Особо можно отметить, что общества типа А эксплуатируют преимущественно природный ресурс, а общества типа Б – преимущественно ресурс человеческий, который для достижения результатов потенциально является более высоким.
И если, сопоставив свойства обществ А и Б, обратиться к истории человеческого общества в целом, можно сделать следующие выводы:
а) при высокой экономности обществ А типа, именно они должны были возникнуть изначально, так как на их формирование требуется меньший потенциал средств;
б) общества типа А могли довольно продолжительный период безраздельно представлять человечество, поскольку в силу своей экономичности обладают качествами самодостаточности;
в) такое существование обществ А типа должно было представлять собой видимость неизменности и тупикового характера развития;
г) проявление социальных образований по типу Б должно было носить вторичный, по отношению к типу А, характер, так как изначально они могли возникнуть только с опорой на потенциал, накопленный в пределах обществ типа А;
д) при потребности на своё существование привлекаемых извне средств, общества типа Б должны были изначально отставать в организационной завершённости и уровне сложности от порождающих их обществ типа А;
е) по мере развития человечества энергоёмкие, но мобильные общества типа Б должны были постепенно выходить на более высокий уровень и обгонять современные и общества типа А;
ж) взаимодополняющие характеристики обществ А и Б должны приводить к тесному антагонистическому взаимодействию обществ обеих типов, как на уровне взаимодействия внутренних структур каждого общества, так и на уровне взаимодействия социальных организмов, относящихся (по доминирующей матрице) к обществам разных типов, вплоть до масштаба регионов, а со временем и всего человечества в целом.
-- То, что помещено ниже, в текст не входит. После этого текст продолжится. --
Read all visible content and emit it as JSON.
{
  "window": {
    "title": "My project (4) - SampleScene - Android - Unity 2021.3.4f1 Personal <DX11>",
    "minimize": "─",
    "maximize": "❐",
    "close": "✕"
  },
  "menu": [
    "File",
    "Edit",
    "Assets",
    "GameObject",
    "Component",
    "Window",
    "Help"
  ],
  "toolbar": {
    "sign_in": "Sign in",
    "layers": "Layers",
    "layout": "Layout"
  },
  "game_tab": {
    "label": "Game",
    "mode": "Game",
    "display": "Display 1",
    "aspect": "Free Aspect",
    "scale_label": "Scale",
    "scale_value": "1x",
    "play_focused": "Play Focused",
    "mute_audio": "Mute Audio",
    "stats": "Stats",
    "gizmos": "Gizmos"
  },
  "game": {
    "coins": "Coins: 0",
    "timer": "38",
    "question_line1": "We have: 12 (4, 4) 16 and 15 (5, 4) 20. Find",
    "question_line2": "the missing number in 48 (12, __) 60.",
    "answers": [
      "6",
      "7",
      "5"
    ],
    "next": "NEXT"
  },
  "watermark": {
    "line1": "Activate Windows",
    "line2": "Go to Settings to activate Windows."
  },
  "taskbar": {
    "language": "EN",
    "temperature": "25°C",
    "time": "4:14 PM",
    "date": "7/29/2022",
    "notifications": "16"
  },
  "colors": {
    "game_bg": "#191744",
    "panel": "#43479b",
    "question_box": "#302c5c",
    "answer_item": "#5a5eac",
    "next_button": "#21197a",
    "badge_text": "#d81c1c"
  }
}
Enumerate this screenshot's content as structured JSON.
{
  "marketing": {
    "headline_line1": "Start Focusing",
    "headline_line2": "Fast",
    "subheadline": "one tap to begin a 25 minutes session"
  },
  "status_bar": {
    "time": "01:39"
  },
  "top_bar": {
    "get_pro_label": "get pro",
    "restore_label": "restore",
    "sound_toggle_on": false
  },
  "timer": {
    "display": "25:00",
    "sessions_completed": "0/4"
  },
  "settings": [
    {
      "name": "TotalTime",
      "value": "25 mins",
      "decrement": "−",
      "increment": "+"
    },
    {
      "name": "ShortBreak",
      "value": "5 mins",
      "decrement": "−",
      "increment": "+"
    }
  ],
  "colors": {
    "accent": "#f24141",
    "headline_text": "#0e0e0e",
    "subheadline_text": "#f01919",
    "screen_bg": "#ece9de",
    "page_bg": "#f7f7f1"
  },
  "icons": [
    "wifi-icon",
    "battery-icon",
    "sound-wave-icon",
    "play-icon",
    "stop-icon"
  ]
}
Если говорить конкретно, осёдлая земледельческая община и соответствующее поселение, как изначальное состояние первой общественно-экономической формации, действительно принята исторической наукой за исходную точку процесса развития уже не просто человека, а организованного (цивилизованного) человеческого общества. А ее принадлежность к обществам типа А с очевидностью всерьёз не может оспариваться. Но если даже спуститься по времени еще ниже, в доисторические времена, то тогдашние общности людей – род и племя тоже не несут в себе признаков Б-общества, хоть в то же время признать род первобытных охотников и собирателей обществом типа А можно лишь с немалой степенью условности. Мы можем только сказать, что первобытный род ближе по своим характерным чертам к обществу типа А более, чем к обществу типа Б.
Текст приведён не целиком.